This is the first of two Karuizawa reviews this week. This is of one of the “Asama” releases that came out right around the time that Number One Drinks purchased all remaining casks of Karuizawa. The big money releases at the time were the single casks, but a few vatted releases emerged as well. The Whisky Exchange had a “Spirit of Asama” at 55% and another of the same name at 48% (I believe, though I could be wrong, that this was the same whisky at different strengths), and there was also an earlier release for the EU at 46%. To make matters even more confusing it’s also possible that the EU release at 46% was from the same vatting as the later ones at higher strength. At any rate, what I do know for sure (I think) is that this sample is from the EU release and that all these Asamas were from whisky distilled in 1999/2000, right before the distillery shut down for good. These were priced quite reasonably at the time—about half the price of the 1999 that K&L sold in the US a couple of years ago (and that’s the next one that I’ll be reviewing later this week).
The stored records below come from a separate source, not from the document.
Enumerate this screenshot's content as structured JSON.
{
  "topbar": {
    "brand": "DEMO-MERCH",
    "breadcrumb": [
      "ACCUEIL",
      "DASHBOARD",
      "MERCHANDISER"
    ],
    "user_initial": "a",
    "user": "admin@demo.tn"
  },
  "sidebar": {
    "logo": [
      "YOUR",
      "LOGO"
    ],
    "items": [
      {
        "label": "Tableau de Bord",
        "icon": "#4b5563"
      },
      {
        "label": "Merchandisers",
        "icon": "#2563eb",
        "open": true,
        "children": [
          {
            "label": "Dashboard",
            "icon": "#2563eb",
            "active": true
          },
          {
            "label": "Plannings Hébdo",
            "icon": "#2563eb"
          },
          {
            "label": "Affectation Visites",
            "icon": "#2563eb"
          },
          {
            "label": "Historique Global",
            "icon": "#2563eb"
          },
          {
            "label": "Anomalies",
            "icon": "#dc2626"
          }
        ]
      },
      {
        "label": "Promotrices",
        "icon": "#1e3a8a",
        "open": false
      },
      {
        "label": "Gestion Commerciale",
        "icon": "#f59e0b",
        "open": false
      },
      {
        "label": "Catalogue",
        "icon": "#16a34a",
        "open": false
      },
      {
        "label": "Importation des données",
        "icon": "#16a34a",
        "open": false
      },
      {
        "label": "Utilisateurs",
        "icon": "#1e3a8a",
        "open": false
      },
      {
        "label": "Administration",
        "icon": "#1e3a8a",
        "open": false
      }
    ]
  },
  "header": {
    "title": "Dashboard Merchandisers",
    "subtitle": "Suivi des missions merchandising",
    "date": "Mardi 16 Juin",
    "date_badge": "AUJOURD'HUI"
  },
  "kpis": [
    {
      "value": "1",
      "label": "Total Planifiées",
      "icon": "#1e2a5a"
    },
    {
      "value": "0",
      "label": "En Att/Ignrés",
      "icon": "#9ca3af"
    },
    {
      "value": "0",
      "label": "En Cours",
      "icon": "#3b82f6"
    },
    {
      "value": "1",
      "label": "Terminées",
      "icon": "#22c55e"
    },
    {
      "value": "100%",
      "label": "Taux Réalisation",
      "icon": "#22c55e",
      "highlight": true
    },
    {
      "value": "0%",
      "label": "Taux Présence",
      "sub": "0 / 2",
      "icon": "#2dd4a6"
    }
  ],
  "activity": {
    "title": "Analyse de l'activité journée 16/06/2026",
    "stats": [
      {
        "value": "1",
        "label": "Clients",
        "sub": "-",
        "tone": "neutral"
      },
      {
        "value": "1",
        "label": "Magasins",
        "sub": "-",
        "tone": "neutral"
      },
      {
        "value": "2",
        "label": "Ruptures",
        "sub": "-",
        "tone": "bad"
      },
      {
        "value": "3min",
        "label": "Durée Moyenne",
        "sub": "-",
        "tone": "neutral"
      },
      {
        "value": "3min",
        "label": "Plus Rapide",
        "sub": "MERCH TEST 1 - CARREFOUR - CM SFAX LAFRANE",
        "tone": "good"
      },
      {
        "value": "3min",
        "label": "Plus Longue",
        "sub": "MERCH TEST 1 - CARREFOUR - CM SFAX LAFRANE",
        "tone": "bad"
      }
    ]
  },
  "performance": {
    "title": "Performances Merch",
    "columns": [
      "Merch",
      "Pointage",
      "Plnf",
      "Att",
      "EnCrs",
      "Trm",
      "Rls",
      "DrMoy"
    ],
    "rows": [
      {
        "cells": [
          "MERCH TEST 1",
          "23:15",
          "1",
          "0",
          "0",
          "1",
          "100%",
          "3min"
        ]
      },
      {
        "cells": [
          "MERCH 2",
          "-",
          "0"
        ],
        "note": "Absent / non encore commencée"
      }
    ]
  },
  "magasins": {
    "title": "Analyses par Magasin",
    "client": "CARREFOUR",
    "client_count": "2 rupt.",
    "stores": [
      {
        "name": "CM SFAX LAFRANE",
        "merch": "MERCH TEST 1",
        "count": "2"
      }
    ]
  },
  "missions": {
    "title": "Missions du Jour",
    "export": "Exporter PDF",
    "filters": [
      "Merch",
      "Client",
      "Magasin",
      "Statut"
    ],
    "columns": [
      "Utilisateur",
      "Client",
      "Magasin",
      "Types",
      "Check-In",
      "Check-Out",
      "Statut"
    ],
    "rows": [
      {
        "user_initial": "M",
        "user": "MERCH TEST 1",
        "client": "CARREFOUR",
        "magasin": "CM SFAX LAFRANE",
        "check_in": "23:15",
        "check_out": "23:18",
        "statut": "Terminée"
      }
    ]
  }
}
I do have a bottle of the TWE version at 55% but who knows when I’ll open it; indeed, if the prices for Karuizawa keep going through the roof (and I’m talking Gothic cathedral roof) maybe I’ll just take it with me on my next trip to the UK and send it off to an auction house. After all, the few Karuizawas I’ve had have not wowed me to the extent that the distillery’s reputation and growing price tag would seem to indicate they should have.
I should add for the benefit of my non-geek readership that while availability of all Japanese whisky is seemingly shrinking as of late, and while prices of all Japanese whisky seem to be rising dramatically of late, Karuizawa is the distillery whose reputation and myth (and prices) matches that of closed Scottish distilleries such as Port Ellen. This reputation, made on the back of intensely sherried single casks, is somewhat asymmetrical, I understand, in Japan vs. Europe and the UK. The distillery didn’t have a huge reputation in Japan while active and indeed all the remaining casks were snapped up by Number One Drinks for sale in the UK and Europe.
I’ve not had as many Karuizawas as the more moneyed, more fortunate and more connected but I have to say none of the ones I’ve had have really blown me away. My suspicion is that awareness of Karuizawa among the European whisky cognoscenti happened just as Japanese whisky became the next big thing and given our community’s predilection for myth-making it’s reputation got a bit of a boost from the fact that it was already closed (or as we like to say “lost”). This is not to say that some of their whisky may not in fact be great, but then some of the whisky produced in almost every distillery is great. Then again, as I said, I’ve not had very many Karuizawas so take this with a huge pinch of salt.
Karuizawa Asama (46%; 1999/2000 distillation; from a sample received in a swap)
Nose: Mildly rubbery with some raisins and light citrus (orange); something metallic too. With time the rubber recedes but the metallic note expands. With even more time the citrus becomes more prominent and there’s a bit of cream with it too. The sulphur that shows up on the palate emerges on the nose too eventually but here it’s the kind of gunpowdery note that I enjoy, in good balance with the orange.
Palate: Pretty much as indicated by the nose but with more depth and more citrus. Thinner than the abv would suggest. After a couple of minutes there’s a sudden note of sulphur and it’s the sharp kind that makes my mouth go “furry”. Not the best sort of development. With a few drops of water the sulphur recedes and there’s a pleasant mocha note now. With more time though that rubbery thing returns.
Finish: Medium. Nothing new emerges; the metallic note outlasts the citrus. The sulphur extends the finish, unfortunately. As on the nose with water.
Comments: Pleasant enough at first if not very interesting but then the sulphur showed up on the palate and finish and dragged it down (though it did make the nose more interesting and water did bring it under control). But even without the sulphur there was nothing here to recommend it over a million sherried malts that continue to be produced in Scotland. Serge gave this a glowing review but we don’t seem to have tasted the same whisky.
Review: 82 points.
Thanks to Bpbleus for the sample! (He’s probably forgotten that he ever sent me this—and I can’t remember when I last heard from him.)